Traditionally he’s held back from the limelight, letting Richards front the brand, but now with plans to bring Lab closer to home, he’s happier to step forward.
“I hope Lab Atelier Brands can be a really deeply rooted Aotearoa and London house. So I’m really interested in exploring what’s possible there. There’s many steps yet to get to that point … but I think there’s a space to have creativity and teams in both those worlds,” he says.
“I’m really interested in seeing where New Zealand can find its own luxury voice, beyond travel and scenery into new territories, like fragrance.”
He admires the work of local perfumers Abel and Curio Noir and is in conversations with Wellington fragrance maker Nathan Taare.
“He’s a Māori perfumer, self-taught and extremely creative, who I’m speaking with about collaborating on Aotearoa characters in our high-luxury MXM collection,” says Mano Gilbertson. “There are also some other very interesting collaborative conversations here in New Zealand underway – but I can’t reveal those just yet.”

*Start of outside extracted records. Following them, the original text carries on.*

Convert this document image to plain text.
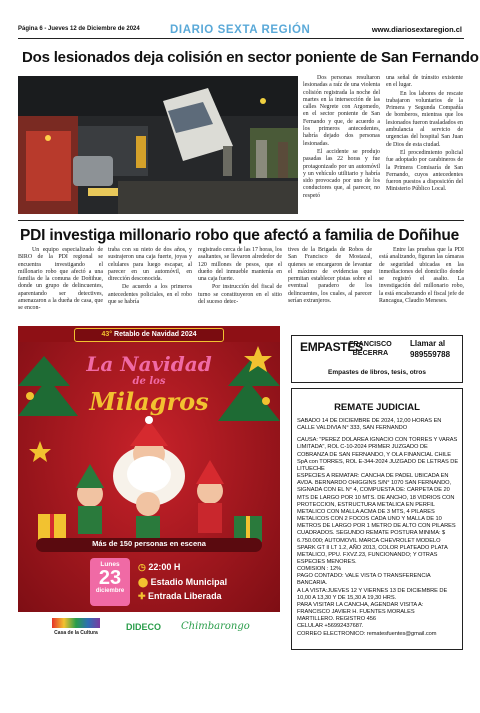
Página 6 - Jueves 12 de Diciembre de 2024	DIARIO SEXTA REGIÓN	www.diariosextaregion.cl
Dos lesionados deja colisión en sector poniente de San Fernando

Dos personas resultaron lesionadas a raíz de una violenta colisión registrada la noche del martes en la intersección de las calles Negrete con Argomedo, en el sector poniente de San Fernando y que, de acuerdo a los primeros antecedentes, habría dejado dos personas lesionadas.

El accidente se produjo pasadas las 22 horas y fue protagonizado por un automóvil y un vehículo utilitario y habría sido provocado por uno de los conductores que, al parecer, no respetó

una señal de tránsito existente en el lugar.

En los labores de rescate trabajaron voluntarios de la Primera y Segunda Compañía de bomberos, mientras que los lesionados fueron trasladados en ambulancia al servicio de urgencias del hospital San Juan de Dios de esta ciudad.

El procedimiento policial fue adoptado por carabineros de la Primera Comisaría de San Fernando, cuyos antecedentes fueron puestos a disposición del Ministerio Público Local.

PDI investiga millonario robo que afectó a familia de Doñihue

Un equipo especializado de BIRO de la PDI regional se encuentra investigando el millonario robo que afectó a una familia de la comuna de Doñihue, donde un grupo de delincuentes, aparentando ser detectives, amenazaron a la dueña de casa, que se encon-

traba con su nieto de dos años, y sustrajeron una caja fuerte, joyas y celulares para luego escapar, al parecer en un automóvil, en dirección desconocida.

De acuerdo a los primeros antecedentes policiales, en el robo que se habría

registrado cerca de las 17 horas, los asaltantes, se llevaron alrededor de 120 millones de pesos, que el dueño del inmueble mantenía en una caja fuerte.

Por instrucción del fiscal de turno se constituyeron en el sitio del suceso detec-

tives de la Brigada de Robos de San Francisco de Mostazal, quienes se encargaron de levantar el máximo de evidencias que permitan establecer pistas sobre el eventual paradero de los delincuentes, los cuales, al parecer serían extranjeros.

Entre las pruebas que la PDI está analizando, figuran las cámaras de seguridad ubicadas en las inmediaciones del domicilio donde se registró el asalto. La investigación del millonario robo, la está encabezando el fiscal jefe de Rancagua, Claudio Meneses.

43° Retablo de Navidad 2024
La Navidad
de los
Milagros
Más de 150 personas en escena
Lunes
23
diciembre
◷ 22:00 H
⬤ Estadio Municipal
✚ Entrada Liberada
Casa de la Cultura
DIDECO Chimbarongo
EMPASTES
FRANCISCO
BECERRA
Llamar al
989559788
Empastes de libros, tesis, otros
REMATE JUDICIAL
SABADO 14 DE DICIEMBRE DE 2024, 12,00 HORAS EN CALLE VALDIVIA N° 333, SAN FERNANDO
CAUSA: "PEREZ DOLAREA IGNACIO CON TORRES Y VARAS LIMITADA", ROL C-10-2024 PRIMER JUZGADO DE COBRANZA DE SAN FERNANDO, Y OLA FINANCIAL CHILE SpA con TORRES, ROL E-344-2024 JUZGADO DE LETRAS DE LITUECHE
ESPECIES A REMATAR: CANCHA DE PADEL UBICADA EN AVDA. BERNARDO OHIGGINS S/N° 1070 SAN FERNANDO, SIGNADA CON EL N° 4, COMPUESTA DE: CARPETA DE 20 MTS DE LARGO POR 10 MTS. DE ANCHO, 18 VIDRIOS CON PROTECCION, ESTRUCTURA METALICA EN PERFIL METALICO CON MALLA ACMA DE 3 MTS, 4 PILARES METALICOS CON 2 FOCOS CADA UNO Y MALLA DE 10 METROS DE LARGO POR 1 METRO DE ALTO CON PILARES CUADRADOS. SEGUNDO REMATE POSTURA MINIMA: $ 6.750.000; AUTOMOVIL MARCA CHEVROLET MODELO SPARK GT II LT 1.2, AÑO 2013, COLOR PLATEADO PLATA METALICO, PPU. FXVZ.23, FUNCIONANDO; Y OTRAS ESPECIES MENORES.
COMISION : 12%
PAGO CONTADO: VALE VISTA O TRANSFERENCIA BANCARIA.
A LA VISTA:JUEVES 12 Y VIERNES 13 DE DICIEMBRE DE 10,00 A 13,30 Y DE 15,30 A 19,30 HRS.
PARA VISITAR LA CANCHA, AGENDAR VISITA A:
FRANCISCO JAVIER H. FUENTES MORALES
MARTILLERO. REGISTRO 456
CELULAR +56992437687.
CORREO ELECTRONICO: rematesfuentes@gmail.com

His MXM line already has some high-profile attention.
“We’re working with Dora Baghriche who created ‘Glossier You’ … she’s like a top three [fragrance] rock star,” he says, with excitement.

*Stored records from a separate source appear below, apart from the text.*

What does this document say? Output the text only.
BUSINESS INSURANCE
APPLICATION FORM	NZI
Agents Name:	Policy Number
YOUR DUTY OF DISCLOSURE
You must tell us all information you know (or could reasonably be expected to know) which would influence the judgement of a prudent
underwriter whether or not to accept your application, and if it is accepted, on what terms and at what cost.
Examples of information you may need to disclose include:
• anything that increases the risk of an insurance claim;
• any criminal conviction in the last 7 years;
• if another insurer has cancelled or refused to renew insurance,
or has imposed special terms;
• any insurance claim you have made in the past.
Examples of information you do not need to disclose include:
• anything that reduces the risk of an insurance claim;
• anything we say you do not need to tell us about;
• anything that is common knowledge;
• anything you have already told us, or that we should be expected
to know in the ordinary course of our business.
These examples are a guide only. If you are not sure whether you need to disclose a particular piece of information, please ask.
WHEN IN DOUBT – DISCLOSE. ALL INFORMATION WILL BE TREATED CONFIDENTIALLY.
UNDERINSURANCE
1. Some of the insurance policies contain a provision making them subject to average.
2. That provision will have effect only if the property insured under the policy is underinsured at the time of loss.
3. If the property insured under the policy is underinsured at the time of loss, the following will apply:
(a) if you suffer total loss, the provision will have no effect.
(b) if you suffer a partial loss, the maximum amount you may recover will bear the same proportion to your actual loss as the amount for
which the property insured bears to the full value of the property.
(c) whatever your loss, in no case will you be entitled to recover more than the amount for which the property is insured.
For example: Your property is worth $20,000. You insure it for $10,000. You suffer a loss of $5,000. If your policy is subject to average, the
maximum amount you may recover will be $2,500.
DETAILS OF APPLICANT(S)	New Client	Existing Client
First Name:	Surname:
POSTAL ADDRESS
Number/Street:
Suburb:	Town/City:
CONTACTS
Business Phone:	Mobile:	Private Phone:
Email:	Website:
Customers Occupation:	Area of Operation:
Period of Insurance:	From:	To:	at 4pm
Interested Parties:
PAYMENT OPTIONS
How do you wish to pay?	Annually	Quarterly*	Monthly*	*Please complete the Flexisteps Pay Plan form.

Mano Gilbertson says he plans to make the products locally available online mid-year and is exploring a creative space in Auckland. He says is in early conversations with partners about stocking MÁNO × MNRL and The Lab Co in New Zealand and Australia, mentioning MECCA and Woolworths as “natural homes” for the products.
“The market is ready, ” he says. “The real question now is which retailers choose to lead the shift.”
Mano X MNRL is the new perfume range from Joshua Mano Gilbertson’s luxury fragrance company The Lab Co.
Life looks different now – with experiences young Josh wouldn’t have imagined. Like isolating while on holiday in Mexico, after a dinner host came down with Covid. That dinner host was King Charles. Dinner was at Buckingham Palace.
His Instagram shows the glamorous side to his life – black-tie events, luxury travel, pictures with celebrities and friends, including Sweden-born model Frida Redknapp and her husband, former professional footballer Jamie.
But despite his success, Josh says his value of “stewardship over hype” is central to his life.
“The really cool thing about Kiwis is we help each other no matter where we are. We’re very iwi-based.
“People often ask how my Māori background shows up in what I build, especially in luxury. I think some people expect a literal answer: motifs, ceremony, aesthetics. But for me, tikanga isn’t performance, it’s an internal operating system. It sits in the values – collaboration over ego, manaakitanga [care], whanaungatanga [connection], stewardship for future generations, and the idea that we are at our best when we build as an iwi, not as individuals.”